CVE-2025-67851 is a security vulnerability identified in Moodle versions 4.1.0, 4.4.0, 4.5.0, 5.0.0, and 5.1.0, involving improper neutralization of formula elements in CSV exports. The flaw occurs because Moodle fails to properly escape or sanitize data fields when exporting user-supplied content into CSV files. Attackers can inject malicious spreadsheet formulas (e.g., starting with '=', '+', '-', or '@') into data fields.

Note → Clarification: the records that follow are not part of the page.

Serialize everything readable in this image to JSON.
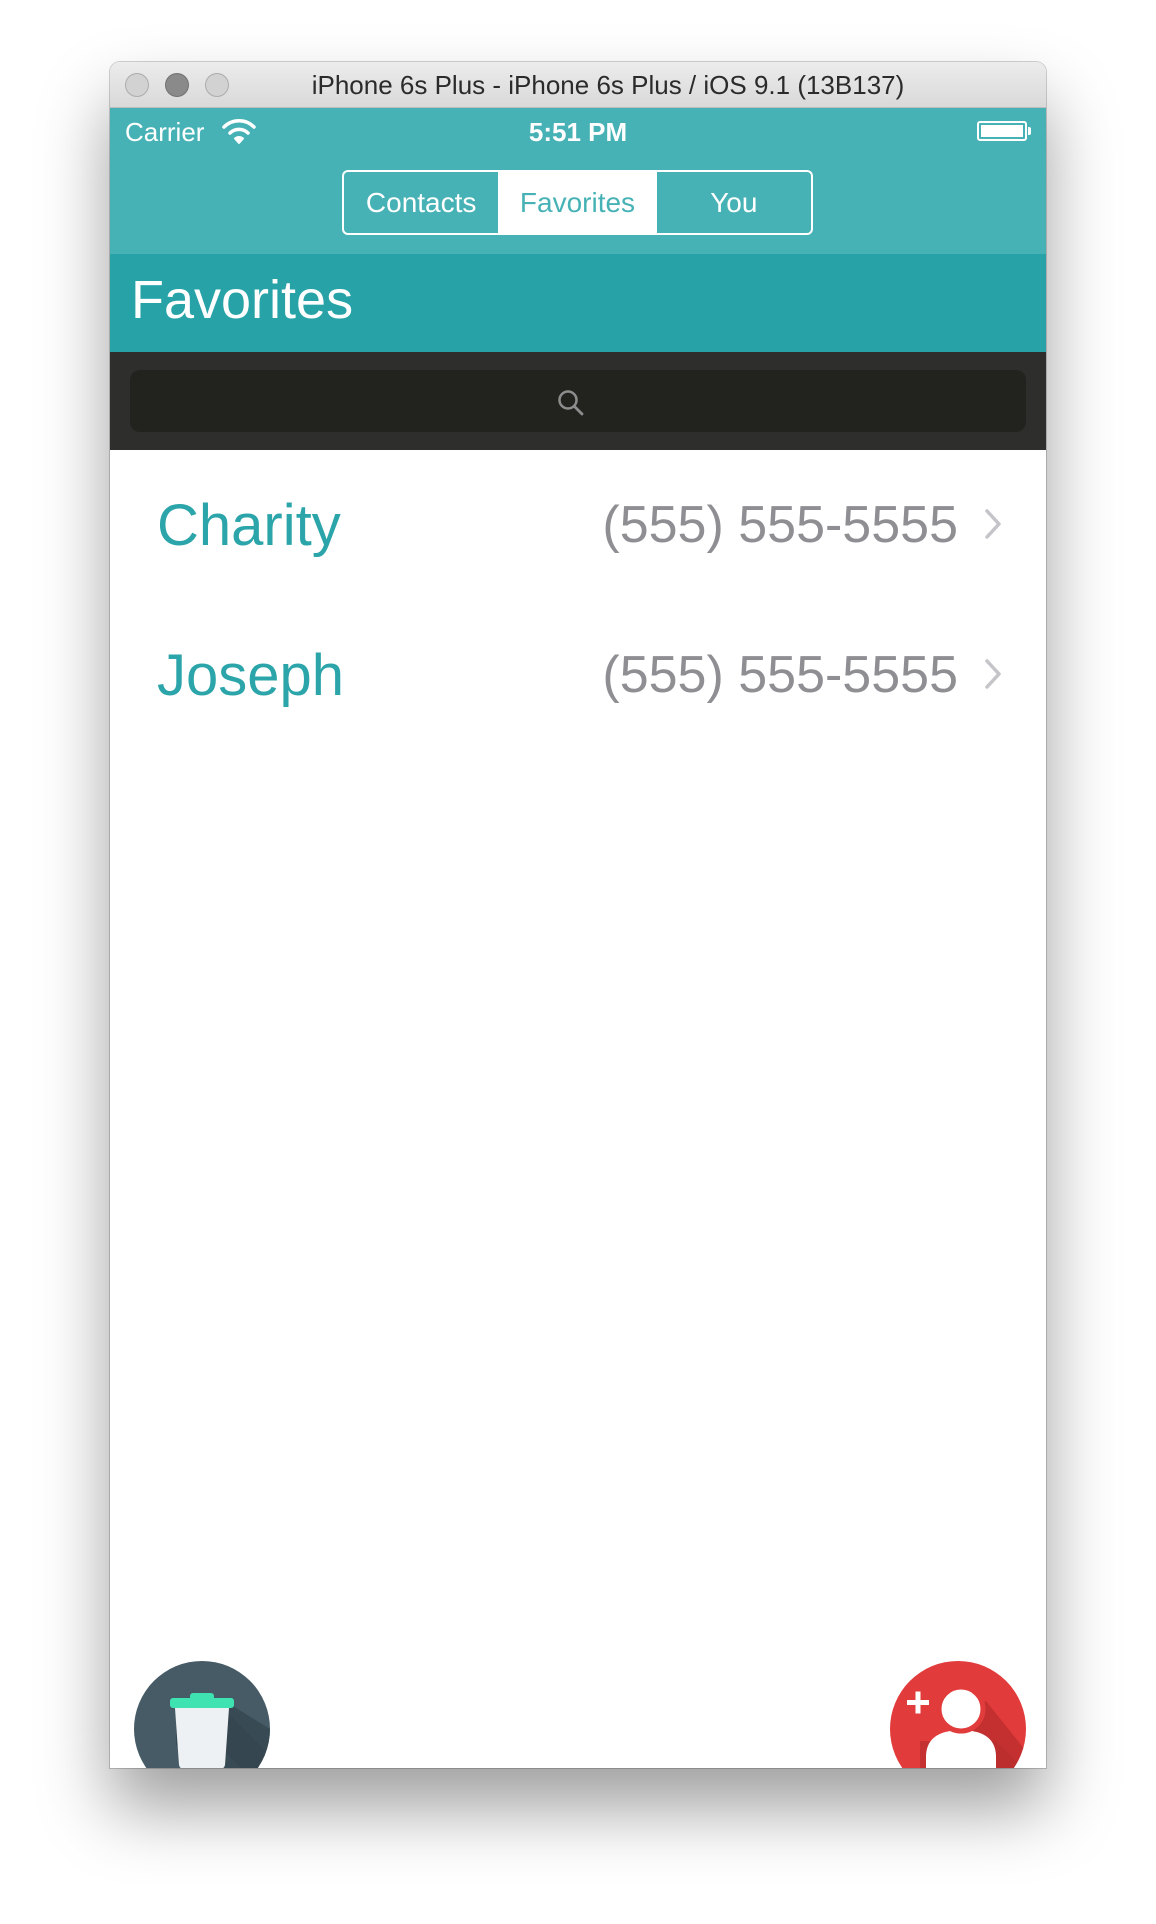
{
  "window": {
    "title": "iPhone 6s Plus - iPhone 6s Plus / iOS 9.1 (13B137)"
  },
  "status_bar": {
    "carrier": "Carrier",
    "time": "5:51 PM",
    "battery_level": 1.0
  },
  "tabs": [
    {
      "label": "Contacts",
      "selected": false
    },
    {
      "label": "Favorites",
      "selected": true
    },
    {
      "label": "You",
      "selected": false
    }
  ],
  "header": {
    "title": "Favorites"
  },
  "search": {
    "placeholder": "",
    "value": ""
  },
  "contacts": [
    {
      "name": "Charity",
      "phone": "(555) 555-5555"
    },
    {
      "name": "Joseph",
      "phone": "(555) 555-5555"
    }
  ],
  "icons": {
    "trash": "trash-icon",
    "add_contact": "add-contact-icon"
  },
  "colors": {
    "nav_teal": "#47b2b6",
    "header_teal": "#27a3a8",
    "contact_name": "#2ba5a9",
    "phone_gray": "#8e8e93",
    "trash_button": "#465b66",
    "add_button": "#e23b3b",
    "trash_lid": "#3fe3b1"
  }
}
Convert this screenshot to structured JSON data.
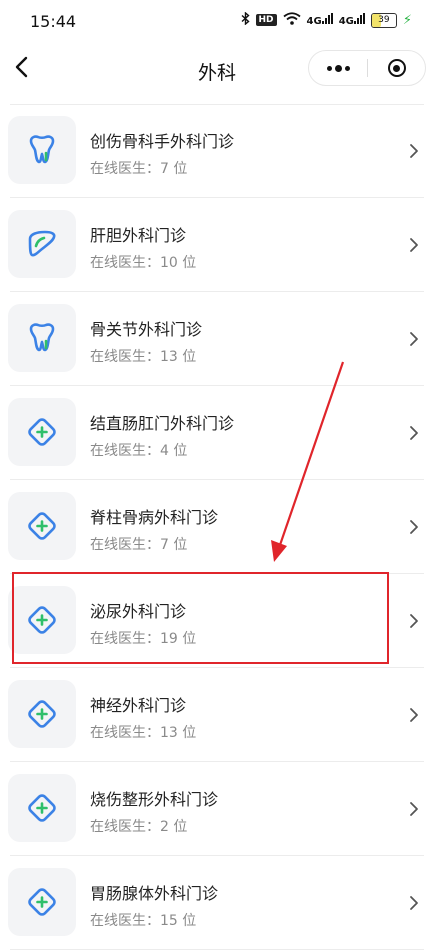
{
  "status_bar": {
    "time": "15:44",
    "hd_label": "HD",
    "signal_1": "4G",
    "signal_2": "4G",
    "battery_level": 39,
    "battery_label": "39"
  },
  "nav": {
    "title": "外科"
  },
  "departments": [
    {
      "name": "创伤骨科手外科门诊",
      "online": "在线医生：7 位",
      "icon": "tooth-icon"
    },
    {
      "name": "肝胆外科门诊",
      "online": "在线医生：10 位",
      "icon": "liver-icon"
    },
    {
      "name": "骨关节外科门诊",
      "online": "在线医生：13 位",
      "icon": "tooth-icon"
    },
    {
      "name": "结直肠肛门外科门诊",
      "online": "在线医生：4 位",
      "icon": "medical-cross-icon"
    },
    {
      "name": "脊柱骨病外科门诊",
      "online": "在线医生：7 位",
      "icon": "medical-cross-icon"
    },
    {
      "name": "泌尿外科门诊",
      "online": "在线医生：19 位",
      "icon": "medical-cross-icon"
    },
    {
      "name": "神经外科门诊",
      "online": "在线医生：13 位",
      "icon": "medical-cross-icon"
    },
    {
      "name": "烧伤整形外科门诊",
      "online": "在线医生：2 位",
      "icon": "medical-cross-icon"
    },
    {
      "name": "胃肠腺体外科门诊",
      "online": "在线医生：15 位",
      "icon": "medical-cross-icon"
    }
  ],
  "colors": {
    "icon_blue": "#3b82e6",
    "icon_green": "#2fbf6a",
    "highlight_red": "#e0252b"
  }
}
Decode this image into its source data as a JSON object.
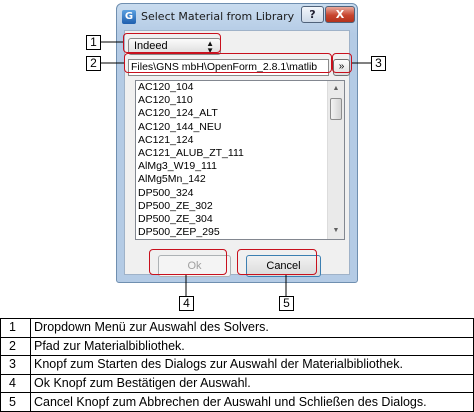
{
  "dialog": {
    "title": "Select Material from Library",
    "help_label": "?",
    "close_label": "X",
    "app_icon_glyph": "G",
    "solver_value": "Indeed",
    "path_value": "Files\\GNS mbH\\OpenForm_2.8.1\\matlib",
    "browse_label": "»",
    "materials": [
      "AC120_104",
      "AC120_110",
      "AC120_124_ALT",
      "AC120_144_NEU",
      "AC121_124",
      "AC121_ALUB_ZT_111",
      "AlMg3_W19_111",
      "AlMg5Mn_142",
      "DP500_324",
      "DP500_ZE_302",
      "DP500_ZE_304",
      "DP500_ZEP_295"
    ],
    "ok_label": "Ok",
    "ok_enabled": false,
    "cancel_label": "Cancel"
  },
  "callouts": [
    "1",
    "2",
    "3",
    "4",
    "5"
  ],
  "legend": [
    {
      "num": "1",
      "text": "Dropdown Menü zur Auswahl des Solvers."
    },
    {
      "num": "2",
      "text": "Pfad zur Materialbibliothek."
    },
    {
      "num": "3",
      "text": "Knopf zum Starten des Dialogs zur Auswahl der Materialbibliothek."
    },
    {
      "num": "4",
      "text": "Ok Knopf zum Bestätigen der Auswahl."
    },
    {
      "num": "5",
      "text": "Cancel Knopf zum Abbrechen der Auswahl und Schließen des Dialogs."
    }
  ],
  "colors": {
    "highlight": "#c8101d",
    "window_frame": "#b4cbe5",
    "close_button": "#c8452e"
  }
}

When an administrator or user exports this data and opens the CSV in spreadsheet software like Microsoft Excel or LibreOffice Calc, these formulas execute automatically. This can lead to unauthorized actions such as data exfiltration, modification, or triggering of malicious macros or commands within the spreadsheet environment. The vulnerability requires the attacker to have low privileges to insert malicious data and requires the victim to perform the export and open the file, thus involving user interaction. The CVSS vector indicates local attack vector, low attack complexity, low privileges required, user interaction required, unchanged scope, low confidentiality impact, high integrity impact, and low availability impact. No public exploits are known yet, but the risk is significant given the widespread use of Moodle in educational institutions worldwide and the common practice of exporting data for analysis or reporting.

The primary impact of CVE-2025-67851 is on data integrity and confidentiality within organizations using affected Moodle versions. Attackers can manipulate exported CSV files to execute arbitrary formulas, potentially leading to unauthorized data modification, leakage of sensitive information, or execution of malicious commands within spreadsheet applications. This can undermine trust in exported reports and data analytics, disrupt administrative workflows, and expose organizations to further attacks such as phishing or malware delivery via crafted spreadsheets. Educational institutions, which heavily rely on Moodle for course management and data exports, may face reputational damage and operational disruptions. Although availability impact is low, the integrity and confidentiality risks can cascade into broader security incidents if exploited in targeted attacks.

To mitigate CVE-2025-67851, organizations should first apply any official patches or updates released by Moodle addressing this vulnerability. In the absence of patches, administrators should implement strict input validation and sanitization on all user-supplied data fields that may be exported. Specifically, ensure that any data exported to CSV files is properly escaped or prefixed (e.g., with a single quote) to neutralize formula injection attempts. Educate users and administrators to be cautious when opening CSV files from untrusted sources and consider disabling automatic formula execution in spreadsheet applications where possible. Additionally, restrict export permissions to trusted users only and monitor exported data for suspicious content. Employ security awareness training to highlight risks associated with opening untrusted spreadsheet files. Finally, consider using alternative export formats that do not support formula execution or employ tools that sanitize CSV content before export.